Yes, FSDataInputStream allows random access. There are way to read x
bytes at a position p:
1) in.seek(p); read(buf, 0, x);
2) in.(p, buf, 0, x);
These two have slightly different semantics. The second one is preferred
and is easier for HDFS to optimize further.
Random access should be pretty good with HDFS and it is increasingly
getting more users and thus more importance. HBase is one of the users.
Just yesterday I attached a benchmark and comparissions to random access
on native filesystem to https://issues.apache.org/jira/browse/HDFS-236 .

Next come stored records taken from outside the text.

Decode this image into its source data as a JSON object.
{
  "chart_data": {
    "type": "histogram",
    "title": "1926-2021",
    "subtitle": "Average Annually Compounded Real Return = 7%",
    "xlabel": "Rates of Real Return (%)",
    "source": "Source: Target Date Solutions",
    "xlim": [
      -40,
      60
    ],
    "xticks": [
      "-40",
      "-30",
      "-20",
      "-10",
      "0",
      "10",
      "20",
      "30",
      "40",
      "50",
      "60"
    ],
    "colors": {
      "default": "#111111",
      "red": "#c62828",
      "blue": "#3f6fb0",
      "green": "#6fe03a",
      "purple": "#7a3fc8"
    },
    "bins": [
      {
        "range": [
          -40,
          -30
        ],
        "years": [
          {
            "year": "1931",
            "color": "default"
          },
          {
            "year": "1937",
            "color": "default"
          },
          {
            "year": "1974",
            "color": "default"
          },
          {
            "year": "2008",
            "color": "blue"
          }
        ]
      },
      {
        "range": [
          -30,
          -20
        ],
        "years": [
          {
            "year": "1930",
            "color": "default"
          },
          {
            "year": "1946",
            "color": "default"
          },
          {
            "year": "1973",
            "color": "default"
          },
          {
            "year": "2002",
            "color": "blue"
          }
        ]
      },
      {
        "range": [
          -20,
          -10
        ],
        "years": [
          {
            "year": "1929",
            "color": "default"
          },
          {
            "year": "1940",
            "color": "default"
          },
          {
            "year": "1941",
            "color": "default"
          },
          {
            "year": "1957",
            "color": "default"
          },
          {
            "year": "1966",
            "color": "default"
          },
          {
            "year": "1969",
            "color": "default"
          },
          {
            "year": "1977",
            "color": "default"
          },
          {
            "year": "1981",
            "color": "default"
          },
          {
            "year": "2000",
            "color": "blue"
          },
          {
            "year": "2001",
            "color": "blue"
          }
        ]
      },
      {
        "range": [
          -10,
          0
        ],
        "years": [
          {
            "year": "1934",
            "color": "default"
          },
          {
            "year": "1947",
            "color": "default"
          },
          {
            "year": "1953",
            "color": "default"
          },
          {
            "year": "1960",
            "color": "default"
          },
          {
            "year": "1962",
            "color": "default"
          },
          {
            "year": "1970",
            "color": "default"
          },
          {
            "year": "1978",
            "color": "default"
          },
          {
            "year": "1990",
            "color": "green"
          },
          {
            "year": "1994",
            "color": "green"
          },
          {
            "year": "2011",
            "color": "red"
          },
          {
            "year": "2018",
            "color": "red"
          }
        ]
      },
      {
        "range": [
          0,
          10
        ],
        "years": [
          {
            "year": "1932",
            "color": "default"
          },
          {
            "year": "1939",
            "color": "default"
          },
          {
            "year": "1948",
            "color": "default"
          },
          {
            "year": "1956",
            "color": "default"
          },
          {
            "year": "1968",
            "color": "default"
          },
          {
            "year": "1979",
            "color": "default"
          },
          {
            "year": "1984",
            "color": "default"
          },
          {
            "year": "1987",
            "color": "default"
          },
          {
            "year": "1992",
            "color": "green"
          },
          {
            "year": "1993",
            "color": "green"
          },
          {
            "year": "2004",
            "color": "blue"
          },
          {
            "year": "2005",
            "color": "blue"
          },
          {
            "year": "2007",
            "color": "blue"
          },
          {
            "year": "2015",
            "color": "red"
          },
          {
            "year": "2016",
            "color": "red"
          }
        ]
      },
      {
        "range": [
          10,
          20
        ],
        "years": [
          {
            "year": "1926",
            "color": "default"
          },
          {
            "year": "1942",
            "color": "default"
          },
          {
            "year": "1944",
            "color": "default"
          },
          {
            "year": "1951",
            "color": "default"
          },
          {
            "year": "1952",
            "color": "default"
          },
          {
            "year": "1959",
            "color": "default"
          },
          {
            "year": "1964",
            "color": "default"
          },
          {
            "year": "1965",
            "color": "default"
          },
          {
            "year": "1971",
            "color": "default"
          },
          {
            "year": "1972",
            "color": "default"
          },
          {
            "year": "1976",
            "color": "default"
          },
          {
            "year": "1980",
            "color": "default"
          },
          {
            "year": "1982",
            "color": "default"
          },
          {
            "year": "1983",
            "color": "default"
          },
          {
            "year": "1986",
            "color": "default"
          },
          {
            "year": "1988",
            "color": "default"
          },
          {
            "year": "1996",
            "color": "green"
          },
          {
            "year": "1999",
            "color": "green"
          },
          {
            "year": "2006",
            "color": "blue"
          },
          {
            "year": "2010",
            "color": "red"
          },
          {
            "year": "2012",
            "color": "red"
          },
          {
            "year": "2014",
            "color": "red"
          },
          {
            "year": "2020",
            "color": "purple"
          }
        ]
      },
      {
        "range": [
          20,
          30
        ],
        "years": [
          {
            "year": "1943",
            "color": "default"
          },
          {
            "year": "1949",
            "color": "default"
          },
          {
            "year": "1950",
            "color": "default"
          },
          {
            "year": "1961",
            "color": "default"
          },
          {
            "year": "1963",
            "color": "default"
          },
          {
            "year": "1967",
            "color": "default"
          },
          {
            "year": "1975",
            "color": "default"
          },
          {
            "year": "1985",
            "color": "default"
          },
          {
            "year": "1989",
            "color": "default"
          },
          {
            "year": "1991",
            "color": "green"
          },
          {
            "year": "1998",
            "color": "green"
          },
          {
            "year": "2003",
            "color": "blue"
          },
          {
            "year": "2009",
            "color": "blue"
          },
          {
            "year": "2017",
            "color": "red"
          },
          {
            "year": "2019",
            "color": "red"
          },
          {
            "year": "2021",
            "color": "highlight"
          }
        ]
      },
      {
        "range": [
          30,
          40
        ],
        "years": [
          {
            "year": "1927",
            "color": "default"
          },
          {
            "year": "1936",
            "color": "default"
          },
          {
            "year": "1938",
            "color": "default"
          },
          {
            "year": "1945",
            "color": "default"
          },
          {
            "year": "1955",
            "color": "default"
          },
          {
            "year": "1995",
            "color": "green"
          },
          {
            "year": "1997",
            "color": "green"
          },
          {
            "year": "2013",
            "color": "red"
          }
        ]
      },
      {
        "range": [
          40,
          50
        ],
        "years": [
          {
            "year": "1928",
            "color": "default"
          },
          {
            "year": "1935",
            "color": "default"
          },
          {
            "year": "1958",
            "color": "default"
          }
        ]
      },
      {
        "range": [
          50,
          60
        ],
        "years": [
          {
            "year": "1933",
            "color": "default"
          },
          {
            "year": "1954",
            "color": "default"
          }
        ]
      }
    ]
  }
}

As of now, the overhead on average is about 2 ms over 9-10ms it takes
for native read. There are a few fairly simple fixes possible to reduce
this gap.
I think getFileStatus() is the way to find the length, though there
might have been a call added to FSDataInputStream recently. I am not sure.
Raghu.
tsuraan wrote:
All the documentation for HDFS says that it's for large streaming
jobs, but I couldn't find an explicit answer to this, so I'll try
asking here. How is HDFS's random seek performance within an
FSDataInputStream? I use lucene with a lot of indices (potentially
thousands), so I was thinking of putting them into HDFS and
reimplementing my search as a Hadoop map-reduce. I've noticed that
lucene tends to do a bit of random seeking when searching though; I
don't believe that it guarantees that all seeks be to increasing file
positions either.
Would HDFS be a bad fit for an access pattern that involves seeks to
random positions within a stream?
Also, is getFileStatus the typical way of getting the length of a file
in HDFS, or is there some method on FSDataInputStream that I'm not
seeing?
Please cc: me on any reply; I'm not on the hadoop list. Thanks!